Saturday, October 26, 2013

It's a Wide, Wide, Wide, Wide World

As strange as it may seem to people who have known me, I routinely go to a gym. When you've got an ICD, or, to be more exact, a CRT-D implanted in your chest you have to do what you can to stay heart-healthy. And in my case that has meant using equipment that includes heart-rate monitoring so I don't rev my heart up too high.

Being a modern gym trying to attract a younger clientele, they have installed a number of wide-screen monitors above and in front of the various aerobic machines. At any moment of the day you can usually see a dozen or more folks huffing and puffing on treadmills, stair steppers, various forms of exercise bikes, and rowing machines. They're all focused on being thin and trim, unlike the folks on the TV monitors.

Now, I don't own or particularly want a huge monitor in my home. There's no place to put one, and when I do watch a DVD I use a nice, wide monitor on the family computer that cost way less than its bigger kin. Between it and the speakers, I do OK.

So, forgive me, those of you with thicker wallets and wider TV monitors, when I ask why people are watching a standard-size TV broadcast (1.33:1 aspect ratio) stretched out sideways on monitor built for watching wide-screen (16:9 or more!) images?

I'm tired of seeing cars with apparently oval tires. I wonder, just how much weight a woman would have to take off before her face would look human? We're not all related to Jabba the Hutt, right?

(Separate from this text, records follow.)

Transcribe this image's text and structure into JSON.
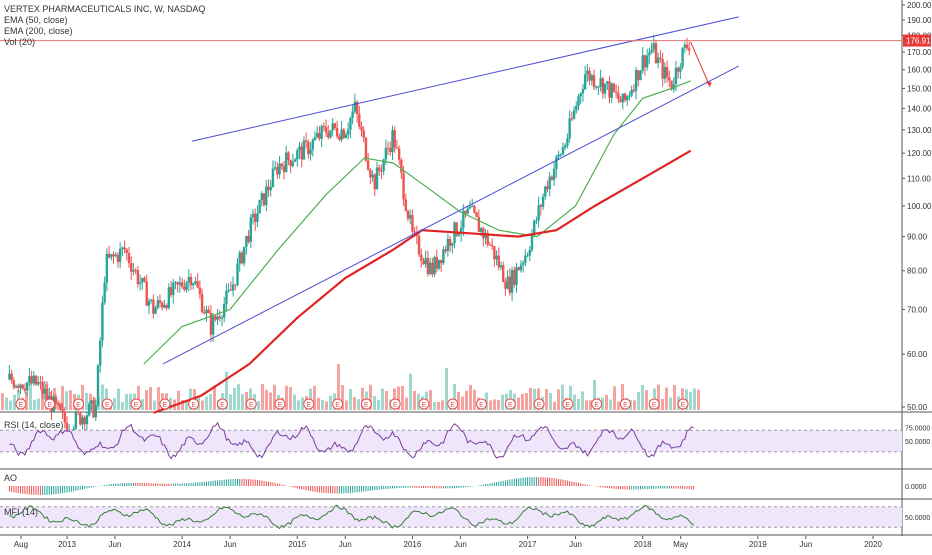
{
  "legend": {
    "title": "VERTEX PHARMACEUTICALS INC, W, NASDAQ",
    "ema50": "EMA (50, close)",
    "ema200": "EMA (200, close)",
    "vol": "Vol (20)"
  },
  "panes": {
    "rsi_label": "RSI (14, close)",
    "ao_label": "AO",
    "mfi_label": "MFI (14)"
  },
  "colors": {
    "up": "#26a69a",
    "down": "#ef5350",
    "ema50": "#4caf50",
    "ema200": "#e02424",
    "channel": "#4a4ad6",
    "indicator_fill": "#efe6fb",
    "earnings_marker": "#e84b4b"
  },
  "chart_data": [
    {
      "type": "candlestick",
      "title": "VERTEX PHARMACEUTICALS INC, W, NASDAQ",
      "interval": "weekly",
      "last_price": "176.91",
      "y_axis": {
        "ticks": [
          "200.00",
          "190.00",
          "180.00",
          "170.00",
          "160.00",
          "150.00",
          "140.00",
          "130.00",
          "120.00",
          "110.00",
          "100.00",
          "90.00",
          "80.00",
          "70.00",
          "60.00",
          "50.00"
        ],
        "scale": "log"
      },
      "x_axis": {
        "ticks": [
          "Aug",
          "2013",
          "Jun",
          "2014",
          "Jun",
          "2015",
          "Jun",
          "2016",
          "Jun",
          "2017",
          "Jun",
          "2018",
          "May",
          "2019",
          "Jun",
          "2020"
        ]
      },
      "price_path": [
        {
          "x": "2012-07",
          "close": 55
        },
        {
          "x": "2012-10",
          "close": 54
        },
        {
          "x": "2013-01",
          "close": 47
        },
        {
          "x": "2013-04",
          "close": 50
        },
        {
          "x": "2013-05",
          "close": 82
        },
        {
          "x": "2013-07",
          "close": 86
        },
        {
          "x": "2013-10",
          "close": 70
        },
        {
          "x": "2013-12",
          "close": 74
        },
        {
          "x": "2014-02",
          "close": 79
        },
        {
          "x": "2014-04",
          "close": 66
        },
        {
          "x": "2014-06",
          "close": 74
        },
        {
          "x": "2014-08",
          "close": 92
        },
        {
          "x": "2014-11",
          "close": 115
        },
        {
          "x": "2015-02",
          "close": 122
        },
        {
          "x": "2015-04",
          "close": 130
        },
        {
          "x": "2015-06",
          "close": 130
        },
        {
          "x": "2015-07",
          "close": 140
        },
        {
          "x": "2015-09",
          "close": 108
        },
        {
          "x": "2015-11",
          "close": 128
        },
        {
          "x": "2016-01",
          "close": 90
        },
        {
          "x": "2016-03",
          "close": 80
        },
        {
          "x": "2016-05",
          "close": 90
        },
        {
          "x": "2016-07",
          "close": 98
        },
        {
          "x": "2016-09",
          "close": 88
        },
        {
          "x": "2016-11",
          "close": 76
        },
        {
          "x": "2017-01",
          "close": 86
        },
        {
          "x": "2017-03",
          "close": 108
        },
        {
          "x": "2017-05",
          "close": 125
        },
        {
          "x": "2017-07",
          "close": 158
        },
        {
          "x": "2017-09",
          "close": 152
        },
        {
          "x": "2017-11",
          "close": 142
        },
        {
          "x": "2018-01",
          "close": 165
        },
        {
          "x": "2018-02",
          "close": 172
        },
        {
          "x": "2018-03",
          "close": 160
        },
        {
          "x": "2018-04",
          "close": 152
        },
        {
          "x": "2018-05",
          "close": 168
        },
        {
          "x": "2018-06",
          "close": 177
        }
      ],
      "series": [
        {
          "name": "EMA (50, close)",
          "values": [
            {
              "x": "2013-09",
              "y": 58
            },
            {
              "x": "2014-01",
              "y": 66
            },
            {
              "x": "2014-06",
              "y": 70
            },
            {
              "x": "2014-11",
              "y": 86
            },
            {
              "x": "2015-04",
              "y": 104
            },
            {
              "x": "2015-08",
              "y": 118
            },
            {
              "x": "2015-11",
              "y": 116
            },
            {
              "x": "2016-02",
              "y": 108
            },
            {
              "x": "2016-06",
              "y": 98
            },
            {
              "x": "2016-10",
              "y": 92
            },
            {
              "x": "2017-02",
              "y": 90
            },
            {
              "x": "2017-06",
              "y": 100
            },
            {
              "x": "2017-10",
              "y": 128
            },
            {
              "x": "2018-01",
              "y": 145
            },
            {
              "x": "2018-04",
              "y": 150
            },
            {
              "x": "2018-06",
              "y": 154
            }
          ]
        },
        {
          "name": "EMA (200, close)",
          "values": [
            {
              "x": "2013-10",
              "y": 49
            },
            {
              "x": "2014-03",
              "y": 52
            },
            {
              "x": "2014-08",
              "y": 58
            },
            {
              "x": "2015-01",
              "y": 68
            },
            {
              "x": "2015-06",
              "y": 78
            },
            {
              "x": "2015-11",
              "y": 86
            },
            {
              "x": "2016-02",
              "y": 92
            },
            {
              "x": "2016-07",
              "y": 91
            },
            {
              "x": "2016-12",
              "y": 90
            },
            {
              "x": "2017-04",
              "y": 92
            },
            {
              "x": "2017-08",
              "y": 100
            },
            {
              "x": "2018-01",
              "y": 110
            },
            {
              "x": "2018-06",
              "y": 121
            }
          ]
        }
      ],
      "channel_lines": [
        {
          "from": {
            "x": "2014-02",
            "y": 125
          },
          "to": {
            "x": "2018-11",
            "y": 192
          }
        },
        {
          "from": {
            "x": "2013-11",
            "y": 58
          },
          "to": {
            "x": "2018-11",
            "y": 162
          }
        }
      ],
      "projection_arrow": {
        "from": {
          "x": "2018-06",
          "y": 176
        },
        "to": {
          "x": "2018-08",
          "y": 151
        }
      },
      "horizontal_line": {
        "y": 176.91
      }
    },
    {
      "type": "line",
      "name": "RSI (14, close)",
      "y_ticks": [
        "75.0000",
        "50.0000"
      ],
      "band": [
        30,
        70
      ]
    },
    {
      "type": "bar",
      "name": "AO",
      "y_ticks": [
        "0.0000"
      ]
    },
    {
      "type": "line",
      "name": "MFI (14)",
      "y_ticks": [
        "50.0000"
      ],
      "band": [
        20,
        80
      ]
    }
  ]
}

Or should I drop my standards and accept that before long most people will think I've of a normal width?

Tuesday, October 15, 2013

How Did They Do That?


Anyone who's ever had a large sign prepared knows that it takes several days, perhaps weeks, to prepare them -- to design them, have them professionally printed, etc. -- then to distribute them to where they are needed. How is it the federal government had the signs ready to go up at all the entrances to national parks and federal buildings on October 1 unless this shutdown was planned in advance?
As a former technical writer, I know that the production of those signs took at least a couple of weeks. As a retired trucker, I know a big operation when I see one, and delivering those signs took TIME, as in a week or more, unless the federal government contracted the delivery of those signs to FedEx! 

Thursday, October 10, 2013

Washington Shenanigans (or Business As Usual!)

While I might disagree with the details of how the Republicans have finally taken a stand, I'm glad to see them finally do it. All my life I've watched the Republicans in Washington bluster, talk big, then "compromise" or "reach across the aisle" and do the Democrats bidding. They have repeatedly, for decades, mistaken abject surrender for compromise.

The good news in the current "government shutdown" is that people are finally noticing that the Obama administration is deliberately shutting down things that hurt the little guy, the common folk, the ordinary Americans who don't live and work within the Washington Beltway.

It's no wonder the President's popularity has tanked (http://www.nationalreview.com/corner/360748/oh-and-way-obamas-approval-rating-down-37-andrew-c-mccarthy)... People are beginning to associate him with what his administration does. While he ran for re-election as an outsider railing against the Republicans, that act isn't working too well while National Park Service officials are trying to kick everyone out of the National Parks, 80 and 90 year-old World War II veterans are having to move "Barrycades" to visit their own memorial, and the President keeps talking about not negotiating with the House of Representatives while he's saying he's ready to negotiate with Third World dictators.